Когда остальные погранцы, кроме Алима с Мартыновым, стянулись ко мне, Уткин тотчас же спросил:
— Ну что? Что делать будем?
Со всех сторон в меня уставились вопросительные взгляды погранцов.
— Идем к складу, — сказал я тоном командира, — далее — разведываем обстановку и на месте решаем, как действовать дальше. Ясно?
Уткин решительно кивнул.
Нарыв вздохнул. Но даже он, понимая, что мы зашли слишком далеко, не принялся ныть, как раньше. Старший сержант просто принял обстоятельства и кивнул.
Флегматичный Сагдиев, казалось, принял обстоятельства еще раньше. Теперь он просто сказал:
— Ну что ж. Тогда пошли, товарищи блюстители общественного порядка… Блин.
Я обернулся, чтобы посмотреть, как обстоят дела у склада. В его узеньком окошке все так же горел тусклый свет. Пусть раньше мы и услышали шум двигателя автомашины, скрывавшейся где-то в недрах здания, больше он не повторялся.
— Мужики, вы как, с нами? — спросил вдруг Уткин у милиционеров за моей спиной.
Я обернулся.
Вася смотрел на Гречкина и его парней решительно. А вот сам сержант колебался. Я видел это по взгляду Артема, который милиционер так тщательно от всех прятал.
— Выступаем, — сказал я тогда, — а они, если решат — присоединятся.
С этими словами я подлез ближе к краю секции, сел рядом с ней. Глянул на Мартынова и Алима, скрывавшихся в темноте. А потом дал им сигнал выдвигаться.
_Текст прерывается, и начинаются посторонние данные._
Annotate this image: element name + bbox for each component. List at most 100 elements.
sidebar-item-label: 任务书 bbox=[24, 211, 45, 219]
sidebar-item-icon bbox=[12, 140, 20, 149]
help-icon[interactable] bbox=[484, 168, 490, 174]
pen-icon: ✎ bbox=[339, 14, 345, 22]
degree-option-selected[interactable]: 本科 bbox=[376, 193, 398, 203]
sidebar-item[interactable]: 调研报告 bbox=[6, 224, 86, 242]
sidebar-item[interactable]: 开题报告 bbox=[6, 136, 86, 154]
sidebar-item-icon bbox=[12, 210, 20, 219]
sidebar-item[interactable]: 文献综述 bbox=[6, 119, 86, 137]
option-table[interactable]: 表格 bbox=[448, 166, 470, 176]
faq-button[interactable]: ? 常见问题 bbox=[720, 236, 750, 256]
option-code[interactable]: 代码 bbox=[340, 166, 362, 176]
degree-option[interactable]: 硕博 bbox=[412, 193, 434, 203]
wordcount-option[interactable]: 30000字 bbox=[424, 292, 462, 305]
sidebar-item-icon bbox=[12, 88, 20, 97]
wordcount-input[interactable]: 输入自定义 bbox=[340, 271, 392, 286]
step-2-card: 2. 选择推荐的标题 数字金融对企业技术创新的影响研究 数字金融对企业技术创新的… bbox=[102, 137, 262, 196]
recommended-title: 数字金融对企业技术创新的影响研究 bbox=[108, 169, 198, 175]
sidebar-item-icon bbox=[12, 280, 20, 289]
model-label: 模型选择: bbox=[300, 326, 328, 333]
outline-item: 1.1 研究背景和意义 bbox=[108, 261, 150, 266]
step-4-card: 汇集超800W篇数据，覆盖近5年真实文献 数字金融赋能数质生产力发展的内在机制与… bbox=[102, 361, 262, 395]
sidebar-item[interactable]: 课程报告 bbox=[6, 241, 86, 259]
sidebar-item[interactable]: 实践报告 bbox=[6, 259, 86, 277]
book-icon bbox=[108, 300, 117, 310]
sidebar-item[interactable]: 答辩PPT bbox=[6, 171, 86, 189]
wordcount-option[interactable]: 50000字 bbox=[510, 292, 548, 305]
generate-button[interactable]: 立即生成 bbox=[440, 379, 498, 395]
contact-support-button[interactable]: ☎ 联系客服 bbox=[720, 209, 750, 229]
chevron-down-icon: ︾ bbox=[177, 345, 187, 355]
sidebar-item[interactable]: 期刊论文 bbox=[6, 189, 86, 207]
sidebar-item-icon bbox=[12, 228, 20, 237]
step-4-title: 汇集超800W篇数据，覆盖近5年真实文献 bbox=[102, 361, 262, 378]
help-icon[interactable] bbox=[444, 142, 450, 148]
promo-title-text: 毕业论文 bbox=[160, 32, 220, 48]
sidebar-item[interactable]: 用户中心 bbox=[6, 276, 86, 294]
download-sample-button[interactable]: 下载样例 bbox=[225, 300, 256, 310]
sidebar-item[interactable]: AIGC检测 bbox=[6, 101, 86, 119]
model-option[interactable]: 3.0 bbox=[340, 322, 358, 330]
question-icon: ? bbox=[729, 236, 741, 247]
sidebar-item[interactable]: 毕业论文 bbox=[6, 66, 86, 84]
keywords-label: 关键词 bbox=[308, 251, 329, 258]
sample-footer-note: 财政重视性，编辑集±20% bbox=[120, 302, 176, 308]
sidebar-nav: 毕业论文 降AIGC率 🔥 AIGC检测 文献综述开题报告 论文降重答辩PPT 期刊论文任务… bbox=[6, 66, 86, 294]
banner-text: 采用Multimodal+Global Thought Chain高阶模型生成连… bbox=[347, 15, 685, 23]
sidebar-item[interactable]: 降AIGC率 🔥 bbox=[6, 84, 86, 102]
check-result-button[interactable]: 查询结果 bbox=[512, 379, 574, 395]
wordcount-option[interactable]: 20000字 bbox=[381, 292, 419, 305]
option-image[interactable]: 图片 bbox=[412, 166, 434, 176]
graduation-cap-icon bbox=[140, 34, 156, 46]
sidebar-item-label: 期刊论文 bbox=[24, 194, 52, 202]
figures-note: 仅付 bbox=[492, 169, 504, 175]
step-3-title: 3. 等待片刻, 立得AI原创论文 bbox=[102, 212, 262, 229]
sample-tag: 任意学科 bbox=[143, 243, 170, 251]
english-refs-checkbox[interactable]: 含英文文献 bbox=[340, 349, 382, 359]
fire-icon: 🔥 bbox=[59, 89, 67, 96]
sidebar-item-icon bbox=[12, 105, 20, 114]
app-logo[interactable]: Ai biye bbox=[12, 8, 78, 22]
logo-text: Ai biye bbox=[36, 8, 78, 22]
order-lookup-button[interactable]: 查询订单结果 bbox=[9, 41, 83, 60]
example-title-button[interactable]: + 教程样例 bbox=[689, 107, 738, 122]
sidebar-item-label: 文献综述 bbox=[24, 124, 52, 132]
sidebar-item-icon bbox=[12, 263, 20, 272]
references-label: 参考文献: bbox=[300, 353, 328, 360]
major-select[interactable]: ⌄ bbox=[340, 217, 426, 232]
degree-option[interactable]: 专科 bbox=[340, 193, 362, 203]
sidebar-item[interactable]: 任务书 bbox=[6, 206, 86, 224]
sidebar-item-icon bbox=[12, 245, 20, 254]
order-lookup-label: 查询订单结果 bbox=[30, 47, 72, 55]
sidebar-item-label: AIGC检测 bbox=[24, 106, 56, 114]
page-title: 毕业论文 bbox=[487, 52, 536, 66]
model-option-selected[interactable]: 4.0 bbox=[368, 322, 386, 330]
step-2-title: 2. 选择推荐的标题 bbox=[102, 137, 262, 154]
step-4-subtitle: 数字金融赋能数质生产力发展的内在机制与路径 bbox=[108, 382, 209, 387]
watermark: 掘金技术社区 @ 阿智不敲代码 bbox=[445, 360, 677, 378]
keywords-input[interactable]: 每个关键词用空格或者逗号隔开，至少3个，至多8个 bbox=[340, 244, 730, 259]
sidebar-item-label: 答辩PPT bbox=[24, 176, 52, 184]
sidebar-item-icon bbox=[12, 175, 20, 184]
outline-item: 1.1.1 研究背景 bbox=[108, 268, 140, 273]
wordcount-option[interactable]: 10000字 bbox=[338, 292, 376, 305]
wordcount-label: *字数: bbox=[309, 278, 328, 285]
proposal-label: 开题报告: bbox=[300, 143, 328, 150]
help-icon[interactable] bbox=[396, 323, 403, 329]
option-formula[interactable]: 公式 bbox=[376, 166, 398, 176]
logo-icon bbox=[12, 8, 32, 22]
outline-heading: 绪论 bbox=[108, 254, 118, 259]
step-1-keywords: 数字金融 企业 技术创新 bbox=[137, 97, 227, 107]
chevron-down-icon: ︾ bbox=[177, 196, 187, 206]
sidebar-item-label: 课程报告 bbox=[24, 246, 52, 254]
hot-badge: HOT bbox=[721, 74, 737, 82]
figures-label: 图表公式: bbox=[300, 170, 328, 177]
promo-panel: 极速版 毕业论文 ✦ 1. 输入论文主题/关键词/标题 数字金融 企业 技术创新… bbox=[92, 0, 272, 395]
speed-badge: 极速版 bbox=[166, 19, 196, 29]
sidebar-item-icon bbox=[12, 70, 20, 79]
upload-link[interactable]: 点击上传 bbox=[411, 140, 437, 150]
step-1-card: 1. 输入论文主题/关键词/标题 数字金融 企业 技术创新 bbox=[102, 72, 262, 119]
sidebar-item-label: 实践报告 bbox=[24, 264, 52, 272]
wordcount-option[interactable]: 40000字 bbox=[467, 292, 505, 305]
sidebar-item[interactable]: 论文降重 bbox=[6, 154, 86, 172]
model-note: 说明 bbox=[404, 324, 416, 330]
— Сука! Валить надо! Валить, я вам говорю! — раздался изнутри склада моложавый, но грубоватый голос. — Нас сейчас весь поселок шукать будет! Надо рвать когти!
Я глянул на Мартынова, припавшего к блочной стене склада.
Старший сержант снял фуражку, вытер поблескивавший в отсвете тусклого света лоб.
Подобраться к складу было легко. Никто из этих дундуков даже не думал поставить одного «на шухер». И не мудрено, судя по возбужденным разговорам, что мы слышали сквозь полуостекленное окошко, под которым притаились, у «дембелей» были серьезные разногласия.
— Ташкент! Давай дождемся его! Ну куда нам когти рвать⁈ Куда⁈ — услышал я знакомый скулеж.
Голос несомненно принадлежал тому самому Крысе. Но только звучал он теперь не нахально, как тогда, у ДК, а совершенно иначе — испуганно, с какой-то мольбой.
— Оглянуться не успеешь, как сюда менты нагрянут! Возьмут нас тепленькими! — отвечал Ташкент. — А все из-за тебя, баран!
— Дак… — замычал третий, и я тут же узнал Дылду, — дак я-то что, Ташкент? Я думал, ты мне сказал его того… кончать…
— Думал он… Думал! — пуще прежнего взорвался Ташкент. — Правильное тебе, Витя, погоняло дали. Сразу видать — колода колодой…
Витя, которого назвали «Колодой», только замычал:
— Ну я ж думал…
— А идти нам некуда, братцы, — зазвучал четвертый голос.
Этот был настолько тихим, что чтобы расслышать слова, нужно было особенно сильно напрягать слух.
— Мы все поставили на это дело. Нету у нас обратного пути.
— Давай только ты, Тенёк, не мороси! — крикнул на вновь заговорившего Ташкент.
Теньком, видимо, был тот самый молчун, который постоянно прятался от нас в темноте.
— Я сразу говорил — мутное это дело, а ты, Чифир, всё о своем!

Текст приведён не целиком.